Es ist einer der ersten sonnigen Tage im März als sich die ehemaligen Bewohner wiederversammeln. An die vierzig sind es geworden. Nicht nur aus Halle kommen sie, sondern aus all den Ecken, in die es sie über die Jahre verschlagen hat. Christiane Barth hat sie eingeladen. Die jüngsten sind Mitte zwanzig, die ältesten gehen auf die siebzig zu. Bei mitgebrachtem Buffet wollen sie noch einmal die alten Zeiten aufleben lassen. Es sind die Zeiten, als im Halle der ausgehenden DDR Häuser besetzt wurden, um sie vor dem Verfall zu retten. „Instandbesetzen“ hieß das damals. Christiane Barth war nicht die erste, die in die Mansfelder Straße 59 einzog, aber sie ist diejenige, die seit dieser Zeit am längsten dort gewohnt hat. Für sie ist klar: „Häuser sind für Menschen da, nicht Menschen für Häuser“. Die Stimmung an diesem Sonnabend ist teilweise wehmütig. Zwischen Wehmut mischt sich auch Freude an den schönen Erinnerungen. Die Zeiten müssen schön gewesen sein, auch wenn sie einige Krisen zusammen durchstehen mussten. Nicht nur das Leben in dem Haus ist für manche lange her, auch das Wiedersehen. Viele der ehemaligen Bewohner haben sich über Jahre nicht gesehen. So erfreuen sie sich nicht nur an den alten Erinnerungen, sondern auch darüber den einen oder die andere endlich mal wieder vors Gesicht zu bekommen.

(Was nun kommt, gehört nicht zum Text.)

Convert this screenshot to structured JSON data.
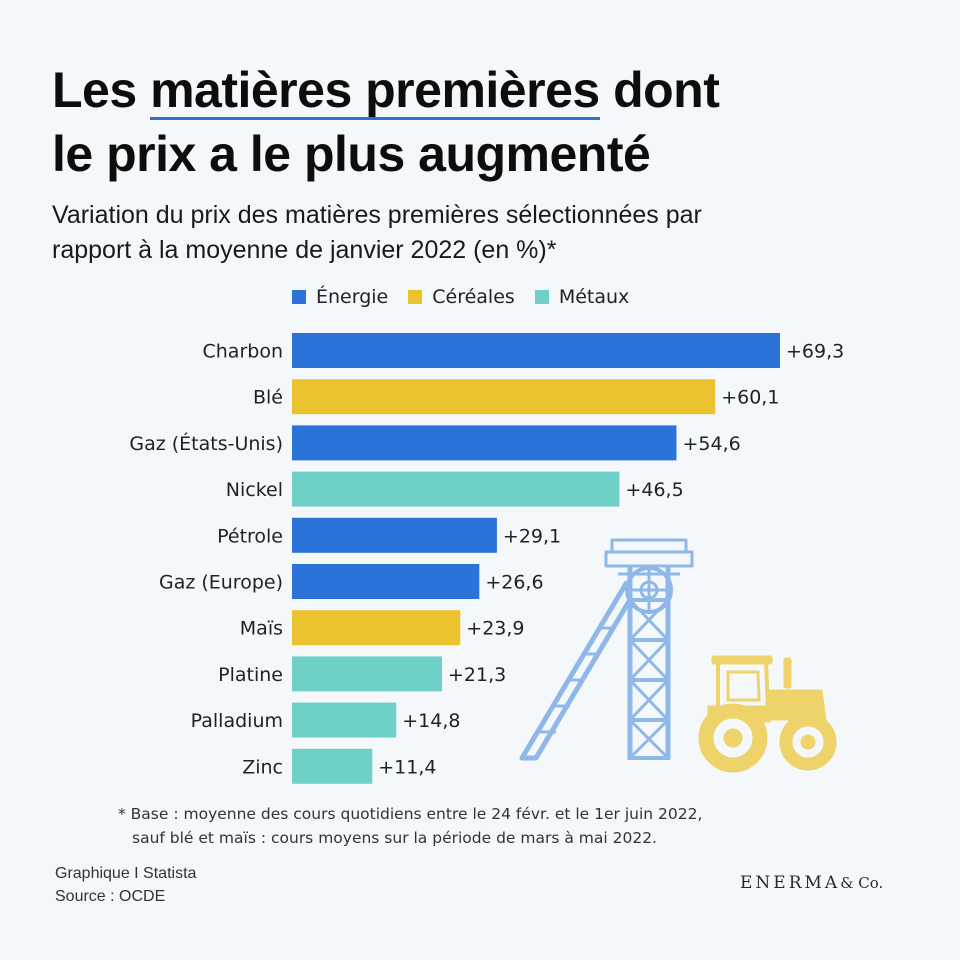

Die Erinnerungen an das Haus sind voller Geschichten. Die Bewohner haben sie selbst erlebt oder dem Haus in mühevoller Restaurationsarbeit entlockt. Sie berichten von den unterschiedlichen Epochen des Hauses. Von Zeiten, die abgeschlossen wirken. An dem Gebäude aus dem 18. Jahrhundert, das manche „als die Hasi der 1980er“ in Erinnerung haben, lässt sich nicht nur die Geschichte der Klaustorvorstadt erahnen. Noch mehr Aufschluss bietet das Haus über alternatives Leben in der DDR, über den Umgang mit Altbau, damals wie heute. Denn das Haus war bereits stark verfallen, als es in den Fokus der späteren Besetzer und Bewohner geriet. Es stand praktisch kurz vor dem Abriss, als 1979 ein junges Paar das Obergeschoss besetzte: Birgit und Thomas Adolphi. Seitdem haben dort drei Generationen gelebt. Gemeinsam haben sie damals das Haus erhalten und vor dem Abriss bewahrt. Über die Systeme hinweg.

Schwarz Wohnen in der DDR

Passenden Wohnraum zu finden, das war auch im realexistierenden Sozialismus nicht einfach, meinen die beiden heute. Bevor Birgit und Thomas Adolphi in die Mansfelder Straße 59 zogen, lebten die beiden in einer Teilwohnung, das heißt in eineinhalb Zimmern und einer dazugehörigen Küche. Zu wenig, fanden sie, denn Birgit Adolphi war schwanger. Auch über die damals üblichen komplizierten Ringtausche fanden sie keine Wohnung, und so zogen sie im September 1979 kurzerhand in die Mansfelder Straße 59 ein.

Schwarz wohnen hieß das damals und war von den Behörden nicht gern gesehen. Schon am nächsten Tag, es war ein Montag, erinnert sich Thomas Adolphi, erschien der örtliche ABV, der Abschnittsbevollmächtigte der Volkspolizei, der nur sagte: „Alles wieder wegschaffen!“ Die beiden schufen jedoch nichts weg. Mit Ausdauer, Glück und Kontakten schafften sie es schließlich zu bleiben und Anfang 1981 einen Ausbauvertrag zu erhalten. Mit dem in der Tasche durften sie wohnen, unter der Maßgabe, dass sie das Haus selbständig ausbauen. Dem vorausgegangen waren Räumungstermine, eingelegte Widersprüche, Eingaben und Ordnungsstrafen, die jeweils beide zahlen mussten, weil „ihre Familienverhältnisse nicht geordnet waren“. Sprich: Sie waren unverheiratet.